First Step to Becoming a Data Scientist

We need to learn the basics of Python programming, visualization tools like Tableau or Power BI, and, most importantly, statistics. Apart from this,

1.1. Data

Data is a collection of information, staticts and this can be in various forms such as numbers, text, sound, images, or any other format.

There are four types of data in the data science

  • Nominal
  • ordinal
  • Interval
  • ratio

2. Second Step - Machine Learning and Advanced Machine Learning

In machine learning, you will encounter more than 10 algorithms and various technical steps for data cleaning, preprocessing, and imputation.

machine learning part is very important because all algorithms and problem solutions apply to the data.

Some important steps of data processing and EDA part.

Introduction

Problem Introduction If I chose cancer data we need to introduce what is data.

Problem Statement

The first step in any data clearly defines the problem you are trying to solve.

Import Libraries

Import the necessary Python libraries

  • Pandas: For data manipulation and analysis.
  • NumPy: For numerical computations.
  • Matplotlib/Seaborn: For data visualization.
  • Scikit-learn: For machine learning algorithms and model evaluation.

Data Acquisition

Data acquisition involves gathering the data from various sources.

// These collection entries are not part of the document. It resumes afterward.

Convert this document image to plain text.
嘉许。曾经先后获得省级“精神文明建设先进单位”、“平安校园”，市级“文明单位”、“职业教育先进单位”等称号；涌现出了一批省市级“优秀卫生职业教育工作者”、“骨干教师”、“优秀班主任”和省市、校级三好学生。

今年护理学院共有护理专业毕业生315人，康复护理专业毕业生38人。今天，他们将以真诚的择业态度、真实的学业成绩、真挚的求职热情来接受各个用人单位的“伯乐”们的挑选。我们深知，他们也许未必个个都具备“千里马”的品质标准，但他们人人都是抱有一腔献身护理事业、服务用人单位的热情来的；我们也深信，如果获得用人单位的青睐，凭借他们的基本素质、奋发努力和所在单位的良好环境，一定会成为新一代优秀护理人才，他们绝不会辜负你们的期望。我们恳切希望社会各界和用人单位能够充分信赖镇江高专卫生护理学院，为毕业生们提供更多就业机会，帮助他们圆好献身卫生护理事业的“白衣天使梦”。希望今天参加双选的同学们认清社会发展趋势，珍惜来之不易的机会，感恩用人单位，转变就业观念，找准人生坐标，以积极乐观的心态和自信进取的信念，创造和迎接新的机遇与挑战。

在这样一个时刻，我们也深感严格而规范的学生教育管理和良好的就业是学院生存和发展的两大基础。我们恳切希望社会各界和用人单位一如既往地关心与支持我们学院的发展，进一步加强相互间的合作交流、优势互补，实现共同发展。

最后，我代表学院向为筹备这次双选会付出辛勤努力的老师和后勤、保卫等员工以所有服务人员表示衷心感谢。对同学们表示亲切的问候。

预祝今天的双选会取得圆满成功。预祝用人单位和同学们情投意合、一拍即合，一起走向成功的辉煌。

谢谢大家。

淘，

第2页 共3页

Example. Loading data from a CSV file

data = pd.read_csv("xyz.csv")

Data Pre-Profiling

  • Data Overview
  • Missing Values
  • Duplicates
  • Outliers

Data Preprocessing

  • Handling Missing Values
  • Removing Duplicates
  • Outlier Treatment
  • Feature Engineering

Data Post-Profiling

After preprocessing, it's important to re-arrange the data to ensure that all issues have been Resolved.

  • X-Y Split

The next step is to split the data into features (X) and target (Y).

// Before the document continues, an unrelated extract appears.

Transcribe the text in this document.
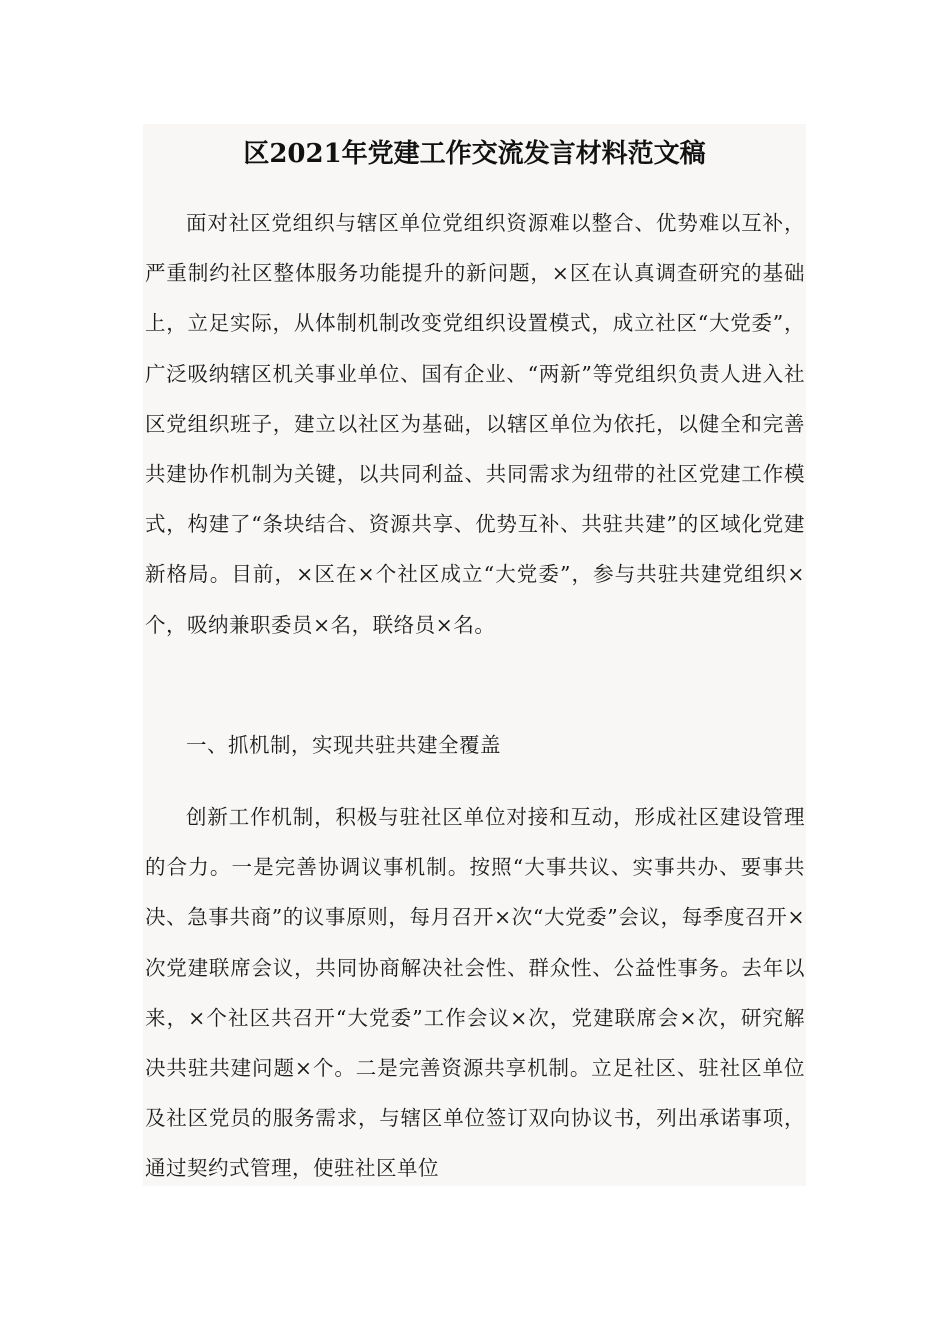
区2021年党建工作交流发言材料范文稿

面对社区党组织与辖区单位党组织资源难以整合、优势难以互补，严重制约社区整体服务功能提升的新问题，×区在认真调查研究的基础上，立足实际，从体制机制改变党组织设置模式，成立社区“大党委”，广泛吸纳辖区机关事业单位、国有企业、“两新”等党组织负责人进入社区党组织班子，建立以社区为基础，以辖区单位为依托，以健全和完善共建协作机制为关键，以共同利益、共同需求为纽带的社区党建工作模式，构建了“条块结合、资源共享、优势互补、共驻共建”的区域化党建新格局。目前，×区在×个社区成立“大党委”，参与共驻共建党组织×个，吸纳兼职委员×名，联络员×名。

一、抓机制，实现共驻共建全覆盖

创新工作机制，积极与驻社区单位对接和互动，形成社区建设管理的合力。一是完善协调议事机制。按照“大事共议、实事共办、要事共决、急事共商”的议事原则，每月召开×次“大党委”会议，每季度召开×次党建联席会议，共同协商解决社会性、群众性、公益性事务。去年以来，×个社区共召开“大党委”工作会议×次，党建联席会×次，研究解决共驻共建问题×个。二是完善资源共享机制。立足社区、驻社区单位及社区党员的服务需求，与辖区单位签订双向协议书，列出承诺事项，通过契约式管理，使驻社区单位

  • X = data.drop('HeartDisease', axis=1)
  • y = data['HeartDisease']

Train-Test Split

To evaluate the performance of a machine learning model, the data is split into training and testing sets.

X_train, X_test, y_train, y_test = train_test_split(X, y, test_size=0.2, random_state=42)

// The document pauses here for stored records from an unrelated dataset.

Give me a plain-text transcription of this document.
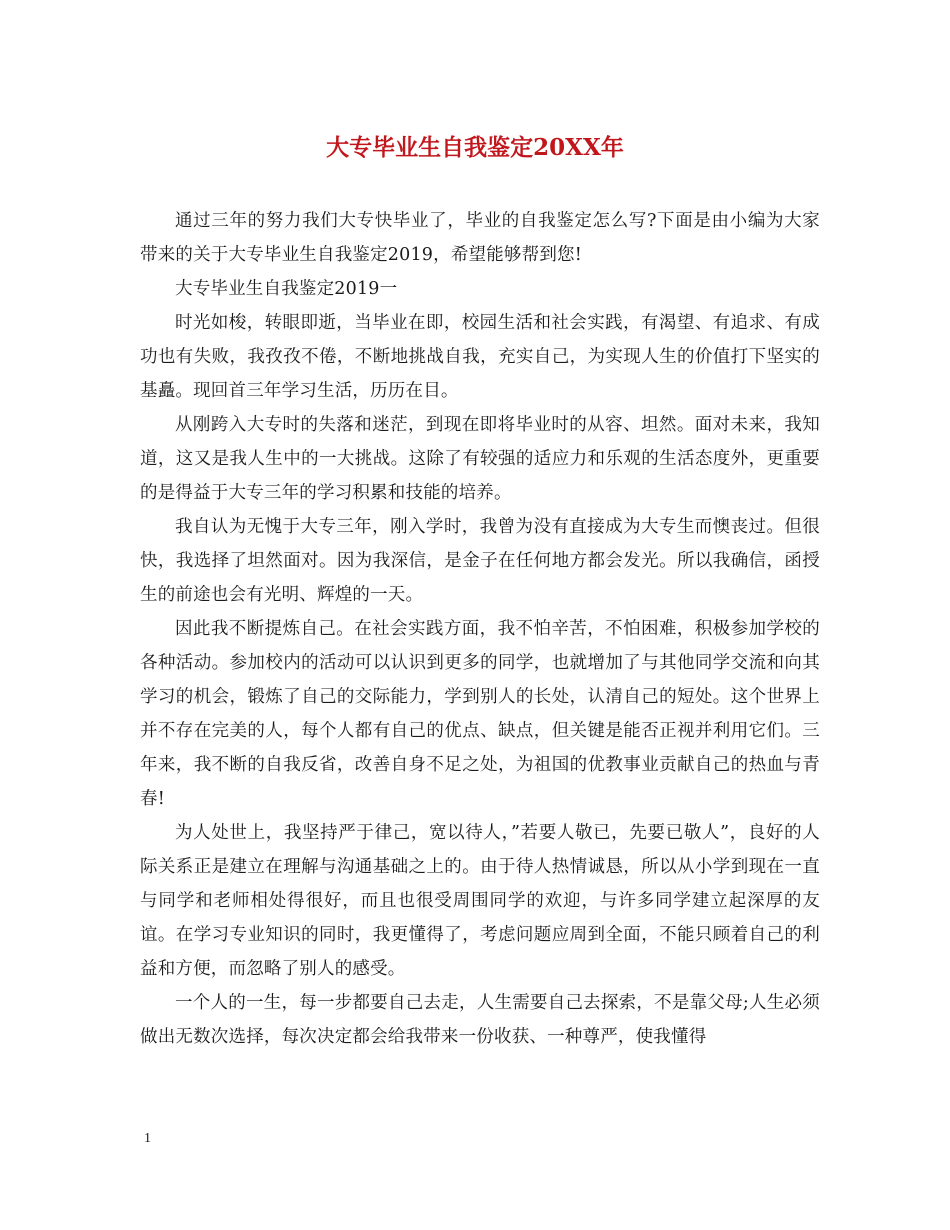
大专毕业生自我鉴定20XX年

通过三年的努力我们大专快毕业了，毕业的自我鉴定怎么写?下面是由小编为大家带来的关于大专毕业生自我鉴定2019，希望能够帮到您!

大专毕业生自我鉴定2019一

时光如梭，转眼即逝，当毕业在即，校园生活和社会实践，有渴望、有追求、有成功也有失败，我孜孜不倦，不断地挑战自我，充实自己，为实现人生的价值打下坚实的基矗。现回首三年学习生活，历历在目。

从刚跨入大专时的失落和迷茫，到现在即将毕业时的从容、坦然。面对未来，我知道，这又是我人生中的一大挑战。这除了有较强的适应力和乐观的生活态度外，更重要的是得益于大专三年的学习积累和技能的培养。

我自认为无愧于大专三年，刚入学时，我曾为没有直接成为大专生而懊丧过。但很快，我选择了坦然面对。因为我深信，是金子在任何地方都会发光。所以我确信，函授生的前途也会有光明、辉煌的一天。

因此我不断提炼自己。在社会实践方面，我不怕辛苦，不怕困难，积极参加学校的各种活动。参加校内的活动可以认识到更多的同学，也就增加了与其他同学交流和向其学习的机会，锻炼了自己的交际能力，学到别人的长处，认清自己的短处。这个世界上并不存在完美的人，每个人都有自己的优点、缺点，但关键是能否正视并利用它们。三年来，我不断的自我反省，改善自身不足之处，为祖国的优教事业贡献自己的热血与青春!

为人处世上，我坚持严于律己，宽以待人，”若要人敬已，先要已敬人”，良好的人际关系正是建立在理解与沟通基础之上的。由于待人热情诚恳，所以从小学到现在一直与同学和老师相处得很好，而且也很受周围同学的欢迎，与许多同学建立起深厚的友谊。在学习专业知识的同时，我更懂得了，考虑问题应周到全面，不能只顾着自己的利益和方便，而忽略了别人的感受。

一个人的一生，每一步都要自己去走，人生需要自己去探索，不是靠父母;人生必须做出无数次选择，每次决定都会给我带来一份收获、一种尊严，使我懂得

1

Continuous and Categorical Split

Identifying continuous and categorical columns.

continuous_cols = X.select_dtypes(include=["float64", "int64"]).columns  
categorical_cols = X.select_dtypes(include=["object", "category"]).columns  

Encoding

One-Hot Encoding for categorical columns.

preprocessor = ColumnTransformer(
    transformers=[
        ("num", StandardScaler(), continuous_cols),
        ("cat", OneHotEncoder(), categorical_cols),
    ]
)

X_train = preprocessor.fit_transform(X_train)  
X_test = preprocessor.transform(X_test)  

Scaling

Scaling is important for algorithms that are sensitive input features, such as K-Nearest Neighbors (KNN) and Support Vector Machines (SVM).

Scaling continuous features scaler = StandardScaler()

X_train[continuous_cols] = scaler.fit_transform(X_train[continuous_cols])  
X_test[continuous_cols] = scaler.transform(X_test[continuous_cols])  

Concatenating

After preprocessing, the continuous and categorical features are concatenated back together to form the final dataset ready for modeling.

Concatenating continuous and categorical features

X_train = np.concatenate([X_train[continuous_cols], X_train[categorical_cols]], axis=1)
X_test = np.concatenate([X_test[continuous_cols], X_test[categorical_cols]], axis=1)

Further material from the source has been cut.